Топтался в потном кругу её протопоп, озирался затравленно: не видал до сей поры такой страховидной оравы. В городе так не куролесила, а тут на пустыре ошалела, огульная.

— Топ-топ, протопоп! — дробя каблуками щебёнку, вскрикивала ряженная козой бабёнка, враскруть налетая на Аввакума и целясь поддеть острыми рогами. — Пожалкуй бока, над-дай трепака!
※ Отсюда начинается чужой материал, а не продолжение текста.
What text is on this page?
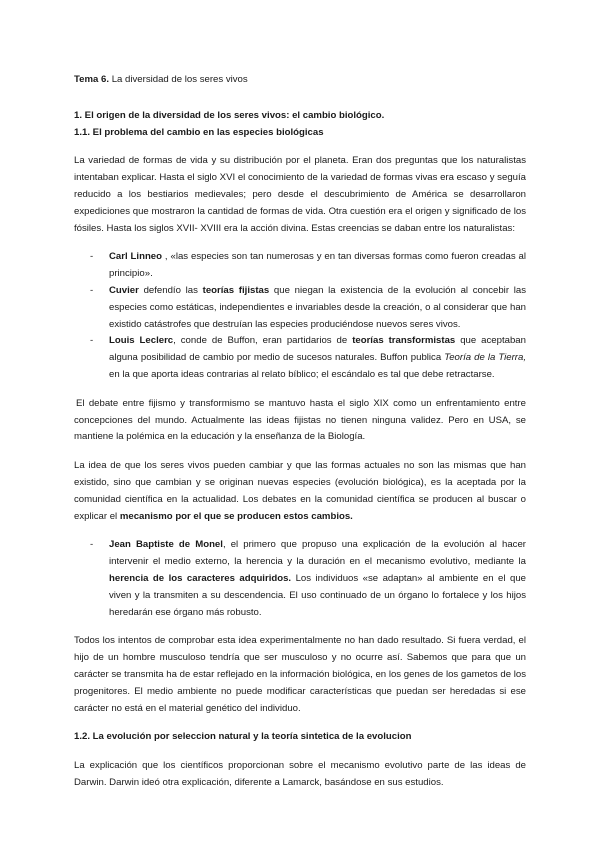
Tema 6. La diversidad de los seres vivos

1. El origen de la diversidad de los seres vivos: el cambio biológico.

1.1. El problema del cambio en las especies biológicas

La variedad de formas de vida y su distribución por el planeta. Eran dos preguntas que los naturalistas intentaban explicar. Hasta el siglo XVI el conocimiento de la variedad de formas vivas era escaso y seguía reducido a los bestiarios medievales; pero desde el descubrimiento de América se desarrollaron expediciones que mostraron la cantidad de formas de vida. Otra cuestión era el origen y significado de los fósiles. Hasta los siglos XVII- XVIII era la acción divina. Estas creencias se daban entre los naturalistas:

- Carl Linneo , «las especies son tan numerosas y en tan diversas formas como fueron creadas al principio».
- Cuvier defendío las teorías fijistas que niegan la existencia de la evolución al concebir las especies como estáticas, independientes e invariables desde la creación, o al considerar que han existido catástrofes que destruían las especies produciéndose nuevos seres vivos.
- Louis Leclerc, conde de Buffon, eran partidarios de teorías transformistas que aceptaban alguna posibilidad de cambio por medio de sucesos naturales. Buffon publica Teoría de la Tierra, en la que aporta ideas contrarias al relato bíblico; el escándalo es tal que debe retractarse.

El debate entre fijismo y transformismo se mantuvo hasta el siglo XIX como un enfrentamiento entre concepciones del mundo. Actualmente las ideas fijistas no tienen ninguna validez. Pero en USA, se mantiene la polémica en la educación y la enseñanza de la Biología.

La idea de que los seres vivos pueden cambiar y que las formas actuales no son las mismas que han existido, sino que cambian y se originan nuevas especies (evolución biológica), es la aceptada por la comunidad científica en la actualidad. Los debates en la comunidad científica se producen al buscar o explicar el mecanismo por el que se producen estos cambios.

- Jean Baptiste de Monel, el primero que propuso una explicación de la evolución al hacer intervenir el medio externo, la herencia y la duración en el mecanismo evolutivo, mediante la herencia de los caracteres adquiridos. Los individuos «se adaptan» al ambiente en el que viven y la transmiten a su descendencia. El uso continuado de un órgano lo fortalece y los hijos heredarán ese órgano más robusto.

Todos los intentos de comprobar esta idea experimentalmente no han dado resultado. Si fuera verdad, el hijo de un hombre musculoso tendría que ser musculoso y no ocurre así. Sabemos que para que un carácter se transmita ha de estar reflejado en la información biológica, en los genes de los gametos de los progenitores. El medio ambiente no puede modificar características que puedan ser heredadas si ese carácter no está en el material genético del individuo.

1.2. La evolución por seleccion natural y la teoría sintetica de la evolucion

La explicación que los científicos proporcionan sobre el mecanismo evolutivo parte de las ideas de Darwin. Darwin ideó otra explicación, diferente a Lamarck, basándose en sus estudios.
А когда ж плясать — когда гроб тесать?

Орава подзуживала:

— Ходи-и, долгогривай!

— Всем миром гуляем, не трусь!

— Порушишь забаву, покончится Русь!

— Да не можно ему — свыше знаком отитлован!

— Небесами облачается, зорями поясается, звёздами застёгивается!

Бабёнка-козулька вихлялась пред Аввакумом, задорила:

— Ой, раз по два раз! Расподмахивать горазд! — распялила на груди лохматинку, взбрыкнула упругими цицками. — Те бы чарочка винца, два стакашечка пивца, на закуску пирожка, для потешки деушка!

— Запахнись, не соромься! — протопоп сдёрнул с головы её козьи рога, зашвырнул за толпу в поле. — Вона кака брава деваха, да грехом чадишь. Беги домой, молись. Подале от кузни, меньше копоти.